柴田:ねぇー。ロックの曲だけで、もうずーっとボルテージアップのままで、ライブとか超やりたい!だって今までの私の歌って、もう本当に難しいんですよ!私が歌うにしても難しくて。きっと、作るのは好きなんですよね。歌うことまで考えないで作っているので。ファンの人も、どんなに思い入れの深い曲が並んでても、単調で同じ様な曲が並んでいると、やっぱり疲れてくるんですよね。人間ですから、絶対に。だから、メリハリのあるライブをやりたいなとか思いますし、もう王道の柴田淳はファンの人もいい加減に飽きる寸前まで来てると思うんですよ。もうちょっと新しい風を感じたいと絶対に思ってるはずなので。だから、ちょっとロック調な柴田淳を、もうちょっと増やしていけたらなと思いますね。

――個人的に1番好きなのは、4曲目の「うちうのほうそく」なんですよ。

柴田:あぁー!(笑)。ありがとうございます。

――この曲のアレンジは、塩谷さんとどのようにして決めたんですか?

柴田:ちょっとテンションコードが弾けるぐらいの、「こんな感じがジャズでしょう?」みたいな、ジャズをかじった程度の人じゃ絶対にダサくなるっていうのは分かってて。本格的というか、もうジャズピアニストじゃないと無理っていうのは、作ってる時から思ってたんですね。でも、メロディがほんのちょっと変化するだけで、またスタート地点に戻る、ってループしてるだけなので。普通のジャズピアノを弾いてもらうだけでも、つまらなかったりするから、「どうしよう?」と思ってて。ループしてない普通の曲だったら、A-A-B-サビ、2番はA-B-サビ、最後は大サビが来て終わりとか、大体の展開が組めるので。私は、アレンジが出来た後に初めて詞を書き始めたりするので、構成はアレンジャーさんに任せることが多かったりするんですけど、今回はループしてるだけなので「構成を決めてくれないと、どうにでも出来ちゃうから、やりようが無い。構成を決めてくれ」って言われて。私も「そりゃ困るよな」とか思って、「頑張りまーす」って書いたんです(笑)。詞を何個も書いて、こういう日頃思ってた素朴な疑問を全部並べて、自分で構成を考えて決めたんですけど。

塩谷さんに相談した時も、「これってさぁ、ジャズピアノを弾いたら、もう想像つくじゃん。

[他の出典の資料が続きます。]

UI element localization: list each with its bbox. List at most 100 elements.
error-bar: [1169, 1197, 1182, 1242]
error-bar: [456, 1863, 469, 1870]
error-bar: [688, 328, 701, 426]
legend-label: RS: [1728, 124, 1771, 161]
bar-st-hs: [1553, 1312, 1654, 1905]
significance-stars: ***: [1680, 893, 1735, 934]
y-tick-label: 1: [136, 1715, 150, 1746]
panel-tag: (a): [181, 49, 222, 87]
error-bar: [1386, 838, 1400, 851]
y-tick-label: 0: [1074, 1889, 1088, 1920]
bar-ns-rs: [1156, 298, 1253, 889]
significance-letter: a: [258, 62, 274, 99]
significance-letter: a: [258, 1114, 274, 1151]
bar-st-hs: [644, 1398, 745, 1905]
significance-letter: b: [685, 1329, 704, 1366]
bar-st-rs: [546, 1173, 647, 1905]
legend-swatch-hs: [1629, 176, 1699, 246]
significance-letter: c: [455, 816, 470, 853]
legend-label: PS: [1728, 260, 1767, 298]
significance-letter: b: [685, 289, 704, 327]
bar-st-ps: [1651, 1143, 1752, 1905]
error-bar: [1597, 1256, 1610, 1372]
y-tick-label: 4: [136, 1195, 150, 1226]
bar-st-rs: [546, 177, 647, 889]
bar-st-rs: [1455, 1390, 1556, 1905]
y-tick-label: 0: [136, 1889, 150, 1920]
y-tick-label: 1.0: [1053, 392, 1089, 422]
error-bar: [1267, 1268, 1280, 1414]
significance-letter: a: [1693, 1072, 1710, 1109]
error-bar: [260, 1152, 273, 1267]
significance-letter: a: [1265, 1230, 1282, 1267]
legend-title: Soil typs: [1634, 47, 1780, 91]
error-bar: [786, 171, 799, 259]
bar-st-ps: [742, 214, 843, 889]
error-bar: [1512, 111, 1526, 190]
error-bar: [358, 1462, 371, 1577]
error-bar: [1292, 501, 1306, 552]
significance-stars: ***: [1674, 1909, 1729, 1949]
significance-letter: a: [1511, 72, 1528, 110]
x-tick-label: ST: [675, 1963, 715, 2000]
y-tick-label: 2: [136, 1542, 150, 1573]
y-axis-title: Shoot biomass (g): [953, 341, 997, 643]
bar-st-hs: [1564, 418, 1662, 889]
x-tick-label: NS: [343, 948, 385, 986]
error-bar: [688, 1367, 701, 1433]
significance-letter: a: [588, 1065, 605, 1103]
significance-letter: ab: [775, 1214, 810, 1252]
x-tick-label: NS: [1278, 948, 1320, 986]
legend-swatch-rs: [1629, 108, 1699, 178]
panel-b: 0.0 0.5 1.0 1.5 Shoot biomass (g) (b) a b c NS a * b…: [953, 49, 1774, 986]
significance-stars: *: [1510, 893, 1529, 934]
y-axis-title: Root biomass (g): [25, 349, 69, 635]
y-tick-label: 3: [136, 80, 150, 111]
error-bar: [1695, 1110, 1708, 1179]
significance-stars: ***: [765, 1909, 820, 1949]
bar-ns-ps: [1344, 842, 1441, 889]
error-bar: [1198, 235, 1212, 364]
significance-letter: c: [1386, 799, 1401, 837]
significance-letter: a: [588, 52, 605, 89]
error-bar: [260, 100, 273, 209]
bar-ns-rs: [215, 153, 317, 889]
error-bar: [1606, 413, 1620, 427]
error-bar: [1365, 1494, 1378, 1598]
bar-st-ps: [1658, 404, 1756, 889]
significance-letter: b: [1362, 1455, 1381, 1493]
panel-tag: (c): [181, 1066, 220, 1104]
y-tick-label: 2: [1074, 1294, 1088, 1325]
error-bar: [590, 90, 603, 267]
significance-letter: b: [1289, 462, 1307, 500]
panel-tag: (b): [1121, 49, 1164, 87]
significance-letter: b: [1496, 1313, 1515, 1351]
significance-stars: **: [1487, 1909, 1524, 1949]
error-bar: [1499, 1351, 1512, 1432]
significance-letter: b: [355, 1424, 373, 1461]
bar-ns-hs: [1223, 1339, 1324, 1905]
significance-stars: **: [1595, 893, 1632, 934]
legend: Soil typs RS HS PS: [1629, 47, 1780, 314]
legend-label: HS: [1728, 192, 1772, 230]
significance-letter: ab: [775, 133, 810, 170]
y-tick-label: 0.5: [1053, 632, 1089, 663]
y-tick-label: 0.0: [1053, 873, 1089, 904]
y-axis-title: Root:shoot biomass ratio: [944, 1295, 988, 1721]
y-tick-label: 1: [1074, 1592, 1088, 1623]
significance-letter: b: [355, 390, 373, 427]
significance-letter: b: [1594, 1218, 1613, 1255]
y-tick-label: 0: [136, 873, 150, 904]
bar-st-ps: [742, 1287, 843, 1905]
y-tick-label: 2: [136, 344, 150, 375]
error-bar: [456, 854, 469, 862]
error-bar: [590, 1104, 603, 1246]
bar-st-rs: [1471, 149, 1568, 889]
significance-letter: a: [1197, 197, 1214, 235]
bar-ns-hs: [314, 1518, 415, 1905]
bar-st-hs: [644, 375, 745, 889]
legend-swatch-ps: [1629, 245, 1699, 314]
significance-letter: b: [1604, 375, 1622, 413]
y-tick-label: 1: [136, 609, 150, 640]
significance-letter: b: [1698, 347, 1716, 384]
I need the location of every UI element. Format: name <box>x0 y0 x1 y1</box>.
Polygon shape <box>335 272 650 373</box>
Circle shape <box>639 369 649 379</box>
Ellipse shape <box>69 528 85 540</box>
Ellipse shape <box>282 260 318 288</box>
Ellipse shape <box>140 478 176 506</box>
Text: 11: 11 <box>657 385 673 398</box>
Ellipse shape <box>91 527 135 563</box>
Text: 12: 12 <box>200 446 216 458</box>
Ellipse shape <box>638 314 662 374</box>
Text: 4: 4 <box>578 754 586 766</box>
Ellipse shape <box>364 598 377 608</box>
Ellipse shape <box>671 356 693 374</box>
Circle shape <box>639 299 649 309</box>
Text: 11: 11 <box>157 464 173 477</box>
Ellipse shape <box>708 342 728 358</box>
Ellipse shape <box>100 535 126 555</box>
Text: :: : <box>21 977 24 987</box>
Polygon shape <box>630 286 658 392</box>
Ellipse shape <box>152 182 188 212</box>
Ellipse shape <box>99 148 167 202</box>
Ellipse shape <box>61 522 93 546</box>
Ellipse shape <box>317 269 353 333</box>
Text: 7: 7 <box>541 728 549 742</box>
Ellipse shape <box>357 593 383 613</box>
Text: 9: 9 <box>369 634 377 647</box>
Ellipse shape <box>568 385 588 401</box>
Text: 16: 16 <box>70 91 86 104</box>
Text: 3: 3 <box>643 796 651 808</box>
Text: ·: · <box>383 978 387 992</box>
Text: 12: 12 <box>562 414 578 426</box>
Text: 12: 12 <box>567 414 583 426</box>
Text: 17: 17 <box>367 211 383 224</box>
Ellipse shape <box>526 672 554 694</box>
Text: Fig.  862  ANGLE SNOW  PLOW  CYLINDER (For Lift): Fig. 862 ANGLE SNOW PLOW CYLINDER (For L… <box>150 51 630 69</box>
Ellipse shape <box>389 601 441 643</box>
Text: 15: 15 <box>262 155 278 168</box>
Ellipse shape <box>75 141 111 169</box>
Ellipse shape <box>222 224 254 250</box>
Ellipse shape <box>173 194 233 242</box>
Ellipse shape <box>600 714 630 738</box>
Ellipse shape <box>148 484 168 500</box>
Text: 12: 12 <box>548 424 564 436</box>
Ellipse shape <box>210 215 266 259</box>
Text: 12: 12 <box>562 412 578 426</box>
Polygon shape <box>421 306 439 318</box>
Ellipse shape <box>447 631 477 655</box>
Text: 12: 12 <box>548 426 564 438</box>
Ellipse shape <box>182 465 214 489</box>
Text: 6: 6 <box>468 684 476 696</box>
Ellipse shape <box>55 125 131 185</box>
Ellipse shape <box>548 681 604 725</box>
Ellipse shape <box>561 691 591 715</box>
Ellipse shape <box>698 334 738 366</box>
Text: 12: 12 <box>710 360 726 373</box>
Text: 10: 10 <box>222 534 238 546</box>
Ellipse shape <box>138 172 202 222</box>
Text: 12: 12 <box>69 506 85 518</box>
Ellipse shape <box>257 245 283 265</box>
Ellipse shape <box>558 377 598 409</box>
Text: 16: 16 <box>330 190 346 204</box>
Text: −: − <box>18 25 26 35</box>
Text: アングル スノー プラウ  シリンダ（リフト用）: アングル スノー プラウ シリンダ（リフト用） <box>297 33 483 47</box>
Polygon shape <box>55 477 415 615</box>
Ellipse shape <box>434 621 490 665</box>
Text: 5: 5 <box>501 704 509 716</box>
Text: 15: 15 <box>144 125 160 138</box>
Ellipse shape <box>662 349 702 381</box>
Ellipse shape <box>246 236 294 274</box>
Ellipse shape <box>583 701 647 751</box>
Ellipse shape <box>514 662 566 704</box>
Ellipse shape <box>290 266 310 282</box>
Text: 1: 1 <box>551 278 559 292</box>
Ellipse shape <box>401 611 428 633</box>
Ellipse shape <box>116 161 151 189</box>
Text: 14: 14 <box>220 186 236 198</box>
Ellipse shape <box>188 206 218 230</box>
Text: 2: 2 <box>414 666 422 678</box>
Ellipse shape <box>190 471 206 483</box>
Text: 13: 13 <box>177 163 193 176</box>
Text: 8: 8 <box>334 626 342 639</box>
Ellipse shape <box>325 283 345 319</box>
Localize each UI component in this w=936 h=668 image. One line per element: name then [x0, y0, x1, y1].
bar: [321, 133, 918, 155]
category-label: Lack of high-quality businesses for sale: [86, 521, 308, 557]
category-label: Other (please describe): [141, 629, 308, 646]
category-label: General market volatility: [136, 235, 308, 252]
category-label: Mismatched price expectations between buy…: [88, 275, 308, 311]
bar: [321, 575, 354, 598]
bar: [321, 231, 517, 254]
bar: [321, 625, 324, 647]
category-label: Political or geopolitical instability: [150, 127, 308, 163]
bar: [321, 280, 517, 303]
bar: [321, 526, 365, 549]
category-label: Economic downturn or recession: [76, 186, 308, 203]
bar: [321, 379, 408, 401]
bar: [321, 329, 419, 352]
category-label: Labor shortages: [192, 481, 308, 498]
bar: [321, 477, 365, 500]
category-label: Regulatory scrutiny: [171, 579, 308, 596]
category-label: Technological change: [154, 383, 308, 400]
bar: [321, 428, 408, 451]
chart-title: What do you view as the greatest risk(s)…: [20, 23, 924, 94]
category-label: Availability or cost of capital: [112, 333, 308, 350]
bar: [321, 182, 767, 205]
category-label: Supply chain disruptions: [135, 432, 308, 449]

誰でも思い付くのをやるだけだと、面白くないよね」って言われて。「そうなんですよー、そういうのもあったから、なおさら塩谷さんだったんですよ。」と言って。ここまでの技量のある人が敢えてこのぐらいの力しか使わないジャズと、ここまでしかジャズが弾けない人がやるのとでは、余裕が違うんですよね。今回のアルバムはやっぱり全体的にちょっと重くて、唯一これが救いだったりするので、「“楽しい”“面白い”がテーマでお願いします!」と言って。「ピアノだと誰でも想像がつくから、ピアノメインじゃなくて、おもちゃ箱をひっくり返したような、おもちゃが動きだすような感じでやってみようか」と言ってやったんですよね。そしたら、こんな風になった。

――今までの曲をずっと聴き続けてきたわけではないので、イメージでしかないんですけど、個人的には柴田さんに対して、周りの人が言うほど暗いイメージを持っていなかったんですよね。

柴田:そうですか!?

――精神的な振り幅が広いというか、落ちる時はとことん落ちるだろうし。

柴田:あぁー、そうですね。でもね、本当に0か100しかない。落ちる時はもう徹底的に。中途半端に落ちるんじゃなくて、もうこの世の終わり的に落ちて、ハイテンションの時は、誰よりも幸せだと思う。今は誰より…幸せではないけど(笑)、元気な時は悩みが無い。誰でもそうか?(笑)。何でしょうね、よく分からないというのが、いいテンションなのかな。